I care about educating others. I care about talking about those topics that people don't often talk about — from anal to cancer to first orgasms to prioritizing our health to spicing up a stale relationship. I care about putting a face to cancer and letting people know that it's okay to date and have sex during a health crisis.

In the next month or two, my site will be redesigned to reflect the new direction. If you're still reading now, there will be more of the same, but the site will be easier to navigate. I'll also be linking my name to my brand more since I'm no longer anonymous. Stef Woods and City Girl Blogs are now one and the same.

For those of you who have read my blog faithfully, I thank you for standing by me after the train wreck has been cleaned up. I'm appreciative that so many of you out in the blogosphere have become my friends. You stuck by me through the highs and lows, and for that, I'll always be grateful. A special shout-out to Abby, Erika, Intrigue Me, Jean, Jo, Kat, Simone and Teacher Girl. I look forward to thanking you all in person some day soon!

With much appreciation from the bottom of my heart, a huge virtual hug, and best wishes for the happiest of holidays,


Summer Session

I picked when I’m teaching next summer based upon when I might need to get a double mastectomy.

That’s one of those sentences that I never imagined typing.

Getting over cancer isn’t like getting over a cold. It’s unfortunately not that simple.

I pride myself on my ability to keep stress about “What ifs?” to a minimum. Life is filled with unknowns, and I’m not about to limit what makes me happy in the present because of a distant possibility in the future.

My health situation doesn’t fit neatly in that box, though.

The nurses suggested that I keep my medi-port in for at least a year.

My breast surgeon said that I’m a strong candidate for a double mastectomy given my health history, my mother’s health history and the fact that I can’t tolerate hormonal therapy. Getting a preventative mastectomy in the non-cancerous left breast would reduce my risk of breast cancer to 5%. Getting a mastectomy in the right breast where there was cancer would reduce my risk in half to somewhere between 10-15% of recurrence within five years.

From a cosmetic perspective, the breast surgeon noted that my breast were saggy. (Hey, big naturals aren't known for being perky.)

The breast surgeon recommended that we talk about mastectomies next year.

The subtext of the surgeon and nurses’ comments:

Let’s wait a year to see if your cancer returns or not.

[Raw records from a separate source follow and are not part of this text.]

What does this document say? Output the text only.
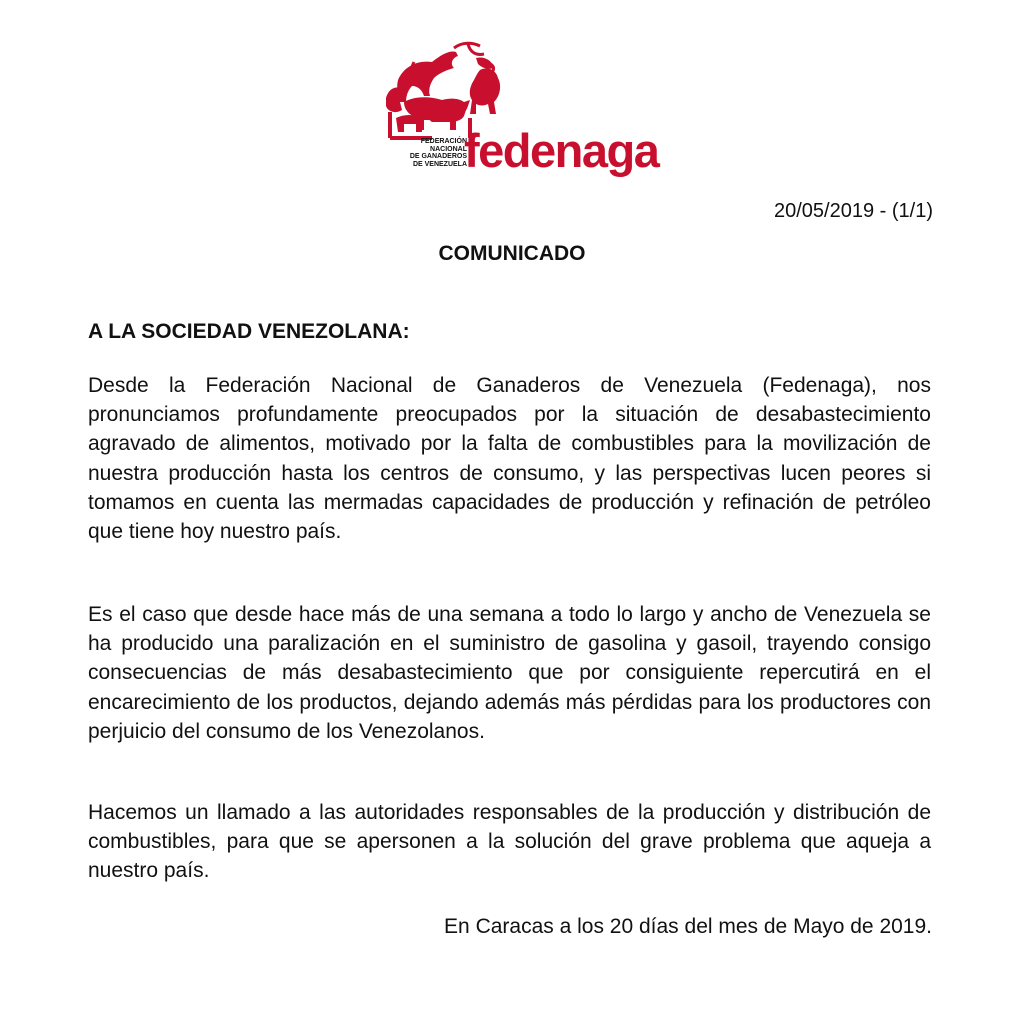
FEDERACIÓN
NACIONAL
DE GANADEROS
DE VENEZUELA
fedenaga
20/05/2019 - (1/1)
COMUNICADO
A LA SOCIEDAD VENEZOLANA:

Desde la Federación Nacional de Ganaderos de Venezuela (Fedenaga), nos pronunciamos profundamente preocupados por la situación de desabastecimiento agravado de alimentos, motivado por la falta de combustibles para la movilización de nuestra producción hasta los centros de consumo, y las perspectivas lucen peores si tomamos en cuenta las mermadas capacidades de producción y refinación de petróleo que tiene hoy nuestro país.

Es el caso que desde hace más de una semana a todo lo largo y ancho de Venezuela se ha producido una paralización en el suministro de gasolina y gasoil, trayendo consigo consecuencias de más desabastecimiento que por consiguiente repercutirá en el encarecimiento de los productos, dejando además más pérdidas para los productores con perjuicio del consumo de los Venezolanos.

Hacemos un llamado a las autoridades responsables de la producción y distribución de combustibles, para que se apersonen a la solución del grave problema que aqueja a nuestro país.

En Caracas a los 20 días del mes de Mayo de 2019.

I don’t like to assume what people are saying without asking them directly. When I inquired with my breast surgeon if that was where she was coming from, she nodded.

Me: You realize that you and the oncologist's office are on the same page, but everyone is assuming that I would do chemo again if this returns. I can't say that definitively. [My surgeon looks at me with wide eyes.] We'll cross that bridge if — God forbid — we need to.

I’m not about to approach my life any differently than I have in the past. (Well, at least with respect to my health…) Aside from my biopsy in July, I don't allow myself to give much energy to the thought that my cancer will return.

However, I do need to be cognizant of the fact that there is a strong chance that I’ll need several surgeries next year. I’d rather teach my class early in the summer and then have the flexibility to deal with this issue in July and August.

There’s a fine line between not stressing about “What ifs?” and being prepared for the “What is likely to be.” I’m straddling that line like it is a pommel horse. I try to allow myself a few minutes to feel angry, sad and confused, and then I let it go until the next time those feelings hit.

The next time you meet someone who has beat cancer, you might consider asking how he or she is really doing. Until that person has reached the five-year cancer free mark, the answer might surprise you.

Are you making any plans now for 2012? What things do you expect to occur in the coming year?